9 avr. 2010

Il y a tant à offrir

Le petit déjeuner est l’égal du dîner d’hier soir. Il y a profusion de nourriture sur la table et je me régale de la charcuterie, des gâteaux et du thé de Mme Motyssek. Celle-ci m’offre en prime une quantité incroyable de nourriture pour la route. Il me faut réfléchir à deux fois avant de trouver où caser le tout dans mes sacoches. J’espère que la route à venir va être plate car cette fois ci j’ai du surpoids. Ce matin il fait grand soleil mais je décide de ne pas rouler car Mme Motyssek tient à me présenter le centre Caritas de la ville où elle travaille. Ce centre est la maison du bonheur qui vient en aide aux handicapés mentaux, aux personnes dépendantes d’addictions et aux familles dans le besoin. J’y rencontre David, un jeune de mon âge qui s’occupe également de tout ce beau monde. Il a passé un an en France et parle très bien notre langue. Tout de suite nous sympathisons car ce jeune homme a un cœur formidable et le contact très facile.

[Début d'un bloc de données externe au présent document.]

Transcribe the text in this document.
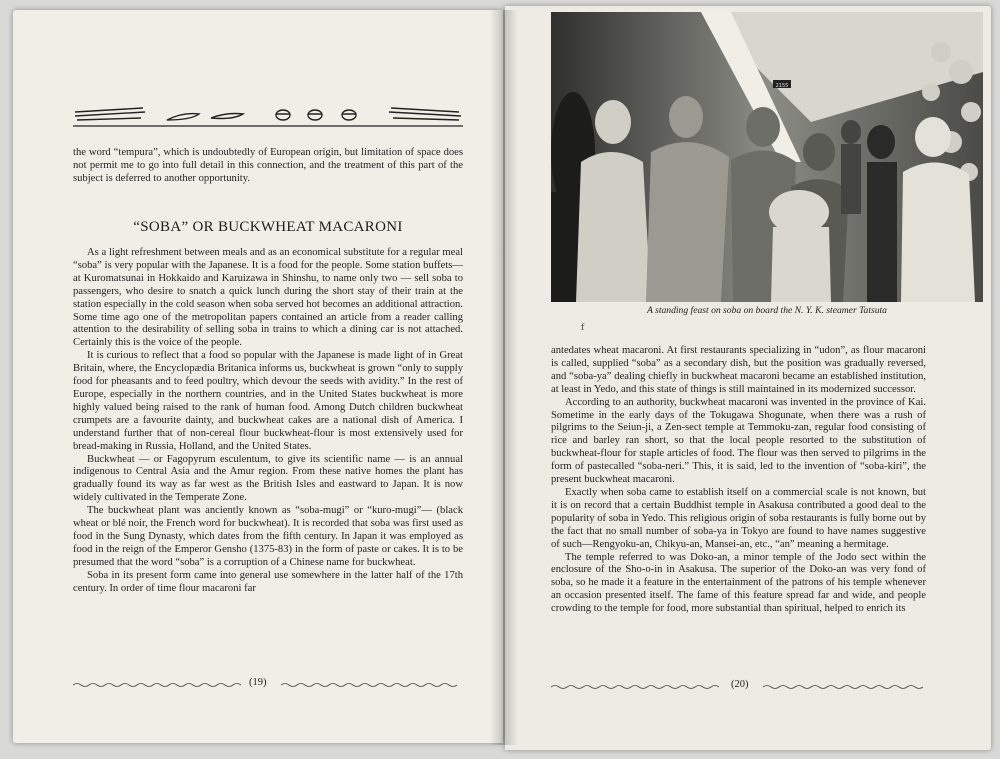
the word “tempura”, which is undoubtedly of European origin, but limitation of space does not permit me to go into full detail in this connection, and the treatment of this part of the subject is deferred to another opportunity.

“SOBA” OR BUCKWHEAT MACARONI

As a light refreshment between meals and as an economical substitute for a regular meal “soba” is very popular with the Japanese. It is a food for the people. Some station buffets— at Kuromatsunai in Hokkaido and Karuizawa in Shinshu, to name only two — sell soba to passengers, who desire to snatch a quick lunch during the short stay of their train at the station especially in the cold season when soba served hot becomes an additional attraction. Some time ago one of the metropolitan papers contained an article from a reader calling attention to the desirability of selling soba in trains to which a dining car is not attached. Certainly this is the voice of the people.

It is curious to reflect that a food so popular with the Japanese is made light of in Great Britain, where, the Encyclopædia Britanica informs us, buckwheat is grown “only to supply food for pheasants and to feed poultry, which devour the seeds with avidity.” In the rest of Europe, especially in the northern countries, and in the United States buckwheat is more highly valued being raised to the rank of human food. Among Dutch children buckwheat crumpets are a favourite dainty, and buckwheat cakes are a national dish of America. I understand further that of non-cereal flour buckwheat-flour is most extensively used for bread-making in Russia, Holland, and the United States.

Buckwheat — or Fagopyrum esculentum, to give its scientific name — is an annual indigenous to Central Asia and the Amur region. From these native homes the plant has gradually found its way as far west as the British Isles and eastward to Japan. It is now widely cultivated in the Temperate Zone.

The buckwheat plant was anciently known as “soba-mugi” or “kuro-mugi”— (black wheat or blé noir, the French word for buckwheat). It is recorded that soba was first used as food in the Sung Dynasty, which dates from the fifth century. In Japan it was employed as food in the reign of the Emperor Gensho (1375-83) in the form of paste or cakes. It is to be presumed that the word “soba” is a corruption of a Chinese name for buckwheat.

Soba in its present form came into general use somewhere in the latter half of the 17th century. In order of time flour macaroni far

(19)
2155
A standing feast on soba on board the N. Y. K. steamer Tatsuta
f

antedates wheat macaroni. At first restaurants specializing in “udon”, as flour macaroni is called, supplied “soba” as a secondary dish, but the position was gradually reversed, and “soba-ya” dealing chiefly in buckwheat macaroni became an established institution, at least in Yedo, and this state of things is still maintained in its modernized successor.

According to an authority, buckwheat macaroni was invented in the province of Kai. Sometime in the early days of the Tokugawa Shogunate, when there was a rush of pilgrims to the Seiun-ji, a Zen-sect temple at Temmoku-zan, regular food consisting of rice and barley ran short, so that the local people resorted to the substitution of buckwheat-flour for staple articles of food. The flour was then served to pilgrims in the form of pastecalled “soba-neri.” This, it is said, led to the invention of “soba-kiri”, the present buckwheat macaroni.

Exactly when soba came to establish itself on a commercial scale is not known, but it is on record that a certain Buddhist temple in Asakusa contributed a good deal to the popularity of soba in Yedo. This religious origin of soba restaurants is fully borne out by the fact that no small number of soba-ya in Tokyo are found to have names suggestive of such—Rengyoku-an, Chikyu-an, Mansei-an, etc., “an” meaning a hermitage.

The temple referred to was Doko-an, a minor temple of the Jodo sect within the enclosure of the Sho-o-in in Asakusa. The superior of the Doko-an was very fond of soba, so he made it a feature in the entertainment of the patrons of his temple whenever an occasion presented itself. The fame of this feature spread far and wide, and people crowding to the temple for food, more substantial than spiritual, helped to enrich its

(20)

David réunit tous les pensionnaires et je leur présente mon aventure dans les détails. Les questions fusent et l’intérêt que tous portent à mon égard me fait chaud au cœur. Ces gens ont de lourds problèmes qu’ils en soient conscients ou non, mais leur joie de vivre est telle que toutes les différences s’effacent entre eux et moi. Je suis touché par la convivialité qui règne en ce lieu .Après une petite séance photo, j’ai droit à une visite guidée du premier jardin biblique de toute la Pologne. Le concept est très intéressant et vient d’Israël où ce genre de lieu est très populaire. Les plantes et les aménagements racontent la bible au fur et à mesure que l’on avance dans le jardin. Par exemple la cène est symbolisée par la vigne et le blé comme le vin et le pain partagés par les apôtres. C’est l’exemple le plus facile à expliquer mais chaque plante, chaque rocher, chaque sculpture fait référence à un verset de l’ancien puis du nouveau testament. Le travail de recherches en amont est fascinant. Pour l’instant, le jardin est encore en hibernation, mais l’été venu c’est de toute beauté. Je partage le repas de midi avec David puis c’est déjà l’heure des douloureux au revoir. J’ai la larme à l’œil en quittant tous ces gens généreux et simplement heureux d’offrir ce qu’ils ont à apporter à la communauté. Je quitte Proszcwice métamorphosé. Moi aussi j’ai envie d’aider, ne serait ce que pour rendre la pareille à tous ceux qui m’ont accueilli. Et puis tout cela à l’air tellement enrichissant, il n’y a qu’à regarder David pour comprendre que l’amour que l’on offre nous revient toujours d’une manière ou d’une autre…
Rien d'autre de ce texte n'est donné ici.